Fourier transform of the linear function

[Irid]

Hello,
I was wondering if one can give meaning to the Fourier transform of the linear function:

\int_{-\infty}^{+\infty} x e^{ikx}\, dx

I found that it is \frac{\delta(k)}{ik}, does this make sense?

 

[vanhees71]

This expression doesn't make sense since it's intrinsically undefined. A handwaving way is
\int_{\mathbb{R}} \mathrm{d} x x \exp(\mathrm{i} k x)=-\mathrm{i} \frac{\mathrm{d}}{\mathrm{d} k} \int_{\mathbb{R}} \mathrm{d} x \exp(\mathrm{i} k x)=-2 \pi \mathrm{i} \frac{\mathrm{d}}{\mathrm{d} k} \delta(k).

 

[Irid]

This expression doesn't make sense since it's intrinsically undefined.
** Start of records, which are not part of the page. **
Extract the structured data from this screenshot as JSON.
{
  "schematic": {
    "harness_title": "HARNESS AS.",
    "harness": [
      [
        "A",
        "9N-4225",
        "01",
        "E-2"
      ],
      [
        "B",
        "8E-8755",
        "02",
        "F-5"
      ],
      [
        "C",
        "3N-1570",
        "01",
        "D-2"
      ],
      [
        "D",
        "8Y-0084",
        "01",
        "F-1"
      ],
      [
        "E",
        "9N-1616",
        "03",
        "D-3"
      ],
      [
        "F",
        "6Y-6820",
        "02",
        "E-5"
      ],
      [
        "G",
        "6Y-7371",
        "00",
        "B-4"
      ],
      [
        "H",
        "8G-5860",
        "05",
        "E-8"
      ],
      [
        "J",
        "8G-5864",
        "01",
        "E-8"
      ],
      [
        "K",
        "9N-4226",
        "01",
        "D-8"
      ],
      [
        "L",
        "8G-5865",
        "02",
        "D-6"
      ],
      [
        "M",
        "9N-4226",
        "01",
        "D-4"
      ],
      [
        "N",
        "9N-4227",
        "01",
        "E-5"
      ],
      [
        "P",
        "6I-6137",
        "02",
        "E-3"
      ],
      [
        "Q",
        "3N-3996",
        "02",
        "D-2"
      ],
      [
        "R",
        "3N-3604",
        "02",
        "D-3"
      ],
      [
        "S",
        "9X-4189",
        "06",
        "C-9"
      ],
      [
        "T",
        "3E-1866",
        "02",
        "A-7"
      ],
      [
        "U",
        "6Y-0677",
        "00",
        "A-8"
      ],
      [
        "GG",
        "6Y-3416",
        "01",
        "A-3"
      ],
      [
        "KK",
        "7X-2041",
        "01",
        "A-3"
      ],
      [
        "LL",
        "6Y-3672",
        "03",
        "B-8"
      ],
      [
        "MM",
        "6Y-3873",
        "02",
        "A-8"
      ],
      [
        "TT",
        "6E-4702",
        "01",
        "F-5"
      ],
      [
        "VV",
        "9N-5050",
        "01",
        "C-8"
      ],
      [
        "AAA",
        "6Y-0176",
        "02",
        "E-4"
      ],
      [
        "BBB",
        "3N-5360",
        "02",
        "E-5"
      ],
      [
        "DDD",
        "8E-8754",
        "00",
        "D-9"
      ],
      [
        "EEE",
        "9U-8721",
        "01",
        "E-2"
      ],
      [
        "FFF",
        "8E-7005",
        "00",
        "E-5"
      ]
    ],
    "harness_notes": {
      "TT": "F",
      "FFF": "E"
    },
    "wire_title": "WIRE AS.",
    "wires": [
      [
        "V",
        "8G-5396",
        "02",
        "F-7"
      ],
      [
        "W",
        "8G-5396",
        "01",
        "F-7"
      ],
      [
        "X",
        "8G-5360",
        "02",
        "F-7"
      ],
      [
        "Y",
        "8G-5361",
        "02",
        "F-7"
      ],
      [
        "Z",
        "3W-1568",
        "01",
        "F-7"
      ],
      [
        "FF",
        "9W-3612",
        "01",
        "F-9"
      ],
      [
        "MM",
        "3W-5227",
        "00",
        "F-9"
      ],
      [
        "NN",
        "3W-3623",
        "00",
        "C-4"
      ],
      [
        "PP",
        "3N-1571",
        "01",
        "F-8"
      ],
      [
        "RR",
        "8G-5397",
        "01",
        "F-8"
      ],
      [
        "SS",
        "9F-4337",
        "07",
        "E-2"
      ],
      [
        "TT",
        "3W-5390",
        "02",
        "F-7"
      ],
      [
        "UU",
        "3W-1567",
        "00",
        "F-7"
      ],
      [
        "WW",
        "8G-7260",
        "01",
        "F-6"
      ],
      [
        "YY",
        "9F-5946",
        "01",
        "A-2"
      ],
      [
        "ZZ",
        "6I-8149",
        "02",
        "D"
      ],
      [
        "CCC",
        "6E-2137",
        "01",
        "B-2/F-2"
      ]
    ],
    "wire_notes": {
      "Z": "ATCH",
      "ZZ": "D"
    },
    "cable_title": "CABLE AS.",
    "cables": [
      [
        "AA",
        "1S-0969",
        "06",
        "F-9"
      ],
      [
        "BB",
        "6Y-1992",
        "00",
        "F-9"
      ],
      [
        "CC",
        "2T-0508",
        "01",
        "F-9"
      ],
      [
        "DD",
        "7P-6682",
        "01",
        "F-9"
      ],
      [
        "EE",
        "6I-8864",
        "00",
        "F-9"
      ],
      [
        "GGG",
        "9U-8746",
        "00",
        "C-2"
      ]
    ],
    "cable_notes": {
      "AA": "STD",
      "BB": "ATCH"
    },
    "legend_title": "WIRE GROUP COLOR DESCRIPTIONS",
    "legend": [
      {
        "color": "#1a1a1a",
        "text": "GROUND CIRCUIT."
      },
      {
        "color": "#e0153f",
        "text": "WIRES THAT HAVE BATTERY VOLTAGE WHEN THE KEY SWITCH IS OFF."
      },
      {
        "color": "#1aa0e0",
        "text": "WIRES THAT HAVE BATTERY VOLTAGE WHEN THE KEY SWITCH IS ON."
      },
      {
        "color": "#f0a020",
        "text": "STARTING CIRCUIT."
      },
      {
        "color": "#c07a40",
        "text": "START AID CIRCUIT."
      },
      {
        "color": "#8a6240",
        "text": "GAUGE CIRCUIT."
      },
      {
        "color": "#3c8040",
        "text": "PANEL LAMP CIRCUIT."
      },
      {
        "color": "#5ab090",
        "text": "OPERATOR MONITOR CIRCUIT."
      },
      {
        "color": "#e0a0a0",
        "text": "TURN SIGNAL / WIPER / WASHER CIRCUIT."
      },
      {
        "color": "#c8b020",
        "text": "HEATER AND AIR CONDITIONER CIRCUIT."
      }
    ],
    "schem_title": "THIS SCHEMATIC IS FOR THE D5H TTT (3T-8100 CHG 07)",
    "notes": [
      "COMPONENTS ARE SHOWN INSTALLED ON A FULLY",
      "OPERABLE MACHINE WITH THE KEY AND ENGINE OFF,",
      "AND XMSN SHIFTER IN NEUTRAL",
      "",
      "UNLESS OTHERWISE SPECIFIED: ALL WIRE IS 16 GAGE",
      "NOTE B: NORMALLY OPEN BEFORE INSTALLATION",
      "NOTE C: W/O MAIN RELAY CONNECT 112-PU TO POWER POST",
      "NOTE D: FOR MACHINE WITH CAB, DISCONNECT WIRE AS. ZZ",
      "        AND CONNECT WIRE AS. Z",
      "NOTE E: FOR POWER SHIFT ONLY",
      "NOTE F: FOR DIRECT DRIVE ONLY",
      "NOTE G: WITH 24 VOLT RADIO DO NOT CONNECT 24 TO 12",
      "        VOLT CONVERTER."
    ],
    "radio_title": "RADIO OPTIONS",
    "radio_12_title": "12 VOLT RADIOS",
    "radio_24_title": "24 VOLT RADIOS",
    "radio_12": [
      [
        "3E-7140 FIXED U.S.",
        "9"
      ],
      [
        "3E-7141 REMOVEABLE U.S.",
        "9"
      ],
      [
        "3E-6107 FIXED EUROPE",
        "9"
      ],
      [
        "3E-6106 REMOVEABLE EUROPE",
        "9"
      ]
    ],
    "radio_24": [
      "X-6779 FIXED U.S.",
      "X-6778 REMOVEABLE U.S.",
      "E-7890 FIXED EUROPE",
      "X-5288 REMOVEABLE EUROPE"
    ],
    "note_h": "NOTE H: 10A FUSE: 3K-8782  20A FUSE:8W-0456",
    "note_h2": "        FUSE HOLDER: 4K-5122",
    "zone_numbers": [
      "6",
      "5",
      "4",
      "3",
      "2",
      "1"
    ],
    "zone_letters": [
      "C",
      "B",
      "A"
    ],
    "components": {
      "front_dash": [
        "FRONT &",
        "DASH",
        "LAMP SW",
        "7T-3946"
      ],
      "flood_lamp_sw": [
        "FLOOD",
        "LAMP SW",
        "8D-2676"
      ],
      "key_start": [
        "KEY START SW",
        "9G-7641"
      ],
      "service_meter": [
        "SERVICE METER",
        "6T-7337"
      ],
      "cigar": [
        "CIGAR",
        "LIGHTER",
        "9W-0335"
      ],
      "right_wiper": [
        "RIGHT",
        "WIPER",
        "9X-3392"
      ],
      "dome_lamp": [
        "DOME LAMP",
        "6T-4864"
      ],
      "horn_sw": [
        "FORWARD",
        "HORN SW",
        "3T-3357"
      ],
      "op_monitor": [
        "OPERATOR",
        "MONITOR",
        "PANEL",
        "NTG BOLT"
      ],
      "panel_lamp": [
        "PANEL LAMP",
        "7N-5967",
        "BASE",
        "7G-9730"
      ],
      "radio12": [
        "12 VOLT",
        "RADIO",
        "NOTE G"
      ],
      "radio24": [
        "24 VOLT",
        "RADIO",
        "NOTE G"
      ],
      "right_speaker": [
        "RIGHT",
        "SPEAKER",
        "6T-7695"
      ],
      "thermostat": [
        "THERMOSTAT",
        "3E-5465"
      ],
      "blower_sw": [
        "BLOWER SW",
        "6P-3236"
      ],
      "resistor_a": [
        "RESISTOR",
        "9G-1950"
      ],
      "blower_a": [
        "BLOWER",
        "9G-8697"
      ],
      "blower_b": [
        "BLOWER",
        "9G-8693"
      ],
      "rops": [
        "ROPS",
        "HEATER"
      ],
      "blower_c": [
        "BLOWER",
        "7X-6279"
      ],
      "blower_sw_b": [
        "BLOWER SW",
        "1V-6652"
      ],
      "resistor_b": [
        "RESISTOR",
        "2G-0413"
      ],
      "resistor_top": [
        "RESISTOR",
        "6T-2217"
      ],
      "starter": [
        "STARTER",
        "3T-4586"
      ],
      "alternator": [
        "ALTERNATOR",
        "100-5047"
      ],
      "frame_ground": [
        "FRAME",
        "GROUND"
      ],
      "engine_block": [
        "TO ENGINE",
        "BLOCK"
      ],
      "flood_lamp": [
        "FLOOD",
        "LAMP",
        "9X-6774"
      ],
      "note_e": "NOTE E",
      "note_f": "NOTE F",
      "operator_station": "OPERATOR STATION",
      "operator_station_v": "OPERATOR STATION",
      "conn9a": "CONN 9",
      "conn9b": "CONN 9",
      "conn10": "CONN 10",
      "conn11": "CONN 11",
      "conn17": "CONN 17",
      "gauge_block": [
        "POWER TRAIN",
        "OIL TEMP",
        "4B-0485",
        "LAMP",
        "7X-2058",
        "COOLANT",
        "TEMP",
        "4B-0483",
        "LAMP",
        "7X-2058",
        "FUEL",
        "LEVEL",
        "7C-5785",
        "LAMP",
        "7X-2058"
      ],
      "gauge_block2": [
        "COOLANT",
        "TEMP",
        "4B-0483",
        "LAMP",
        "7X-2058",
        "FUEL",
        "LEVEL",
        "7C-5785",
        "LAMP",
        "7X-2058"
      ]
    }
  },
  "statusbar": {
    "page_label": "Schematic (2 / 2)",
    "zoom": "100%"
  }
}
A handwaving way is
\int_{\mathbb{R}} \mathrm{d} x x \exp(\mathrm{i} k x)=-\mathrm{i} \frac{\mathrm{d}}{\mathrm{d} k} \int_{\mathbb{R}} \mathrm{d} x \exp(\mathrm{i} k x)=-2 \pi \mathrm{i} \frac{\mathrm{d}}{\mathrm{d} k} \delta(k).

Hmm.. seems to make sense. Why is there a minus sign popping up?

 

[mathman]

d/dk(exp(ikx)) = ixexp(ikx). you need -i to get 1 for the original integral.